Information from the planning tools allows faculty and students to more effectively collaborate on the development of personalized term and course plans, ensuring each student has a pacing and proactive support plan that meets their individual needs. Both tools include questions focused on non-academic aspects of the student's educational experience (such as confidence, study time, and technology readiness) in addition to academic and course-specific questions. Together, the tools enable substantive faculty-student collaboration to identify resources (such as math, writing, or technology centers, social-emotional learning activities, or wellbeing options), promote student agency and self-efficacy, and ensure holistic support for each student throughout their program.
Alerts on the faculty dashboard include an expected response time (service-level agreement, SLA) based on our understanding of how soon a student needs support following a specific key moment. For example, when a student has an unsuccessful assessment attempt, the SLA is for faculty outreach within 24 hours. Analysis of student persistence (defined as completing the required courses in the current term and remaining enrolled or graduating at least 45 days into the subsequent term) has validated that timely faculty outreach triggered by these alerts is associated with statistically significant increases in persistence.
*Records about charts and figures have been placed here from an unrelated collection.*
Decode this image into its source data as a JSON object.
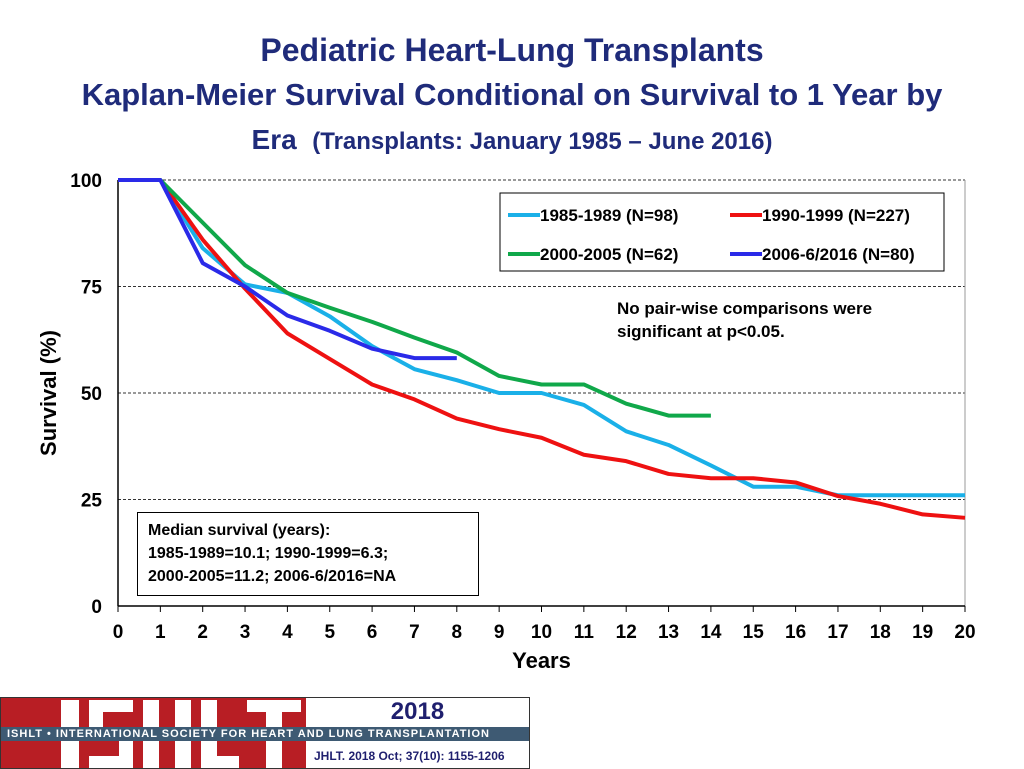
{
  "title": "Pediatric Heart-Lung Transplants",
  "subtitle_line1": "Kaplan-Meier Survival Conditional on Survival to 1 Year by",
  "subtitle_era": "Era",
  "subtitle_range": "(Transplants: January 1985 – June 2016)",
  "note": "No pair-wise comparisons were significant at p<0.05.",
  "median": {
    "line1": "Median survival (years):",
    "line2": "1985-1989=10.1; 1990-1999=6.3;",
    "line3": "2000-2005=11.2; 2006-6/2016=NA"
  },
  "footer": {
    "logo_text": "ISHLT",
    "band_text": "ISHLT • INTERNATIONAL SOCIETY FOR HEART AND LUNG TRANSPLANTATION",
    "year": "2018",
    "citation": "JHLT. 2018 Oct; 37(10): 1155-1206"
  },
  "chart_data": {
    "type": "line",
    "xlabel": "Years",
    "ylabel": "Survival (%)",
    "xlim": [
      0,
      20
    ],
    "ylim": [
      0,
      100
    ],
    "xticks": [
      0,
      1,
      2,
      3,
      4,
      5,
      6,
      7,
      8,
      9,
      10,
      11,
      12,
      13,
      14,
      15,
      16,
      17,
      18,
      19,
      20
    ],
    "yticks": [
      0,
      25,
      50,
      75,
      100
    ],
    "grid": "horizontal dashed",
    "legend_placement": "top-right",
    "series": [
      {
        "name": "1985-1989 (N=98)",
        "color": "#1ab0e8",
        "x": [
          0,
          1,
          2,
          3,
          4,
          5,
          6,
          7,
          8,
          9,
          10,
          11,
          12,
          13,
          14,
          15,
          16,
          17,
          18,
          19,
          20
        ],
        "y": [
          100,
          100,
          84,
          75.5,
          73.5,
          68,
          61,
          55.6,
          53,
          50,
          50,
          47.2,
          41,
          37.8,
          33,
          28,
          28,
          26,
          26,
          26,
          26
        ]
      },
      {
        "name": "1990-1999 (N=227)",
        "color": "#ee1111",
        "x": [
          0,
          1,
          2,
          3,
          4,
          5,
          6,
          7,
          8,
          9,
          10,
          11,
          12,
          13,
          14,
          15,
          16,
          17,
          18,
          19,
          20
        ],
        "y": [
          100,
          100,
          86,
          74.5,
          64,
          58,
          52,
          48.5,
          44,
          41.5,
          39.5,
          35.5,
          34,
          31,
          30,
          30,
          29,
          25.8,
          24,
          21.5,
          20.7
        ]
      },
      {
        "name": "2000-2005 (N=62)",
        "color": "#10a84a",
        "x": [
          0,
          1,
          2,
          3,
          4,
          5,
          6,
          7,
          8,
          9,
          10,
          11,
          12,
          13,
          14
        ],
        "y": [
          100,
          100,
          90,
          80,
          73.5,
          70,
          66.7,
          63,
          59.5,
          54,
          52,
          52,
          47.5,
          44.7,
          44.7
        ]
      },
      {
        "name": "2006-6/2016 (N=80)",
        "color": "#2a2ae8",
        "x": [
          0,
          1,
          2,
          3,
          4,
          5,
          6,
          7,
          8
        ],
        "y": [
          100,
          100,
          80.5,
          75,
          68.2,
          64.6,
          60.4,
          58.2,
          58.2
        ]
      }
    ]
  }
}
In this session, we will share data from our implementation of these tools that highlight the value of this type of approach to student persistence. Participants will explore the student journey at their institutions and identify applications of this approach that may be of benefit to their students and faculty. We will provide guiding questions that participants can use in analyzing their students' needs and designing relevant tools for use at their institutions and share key best practices and lessons learned from our implementation so far.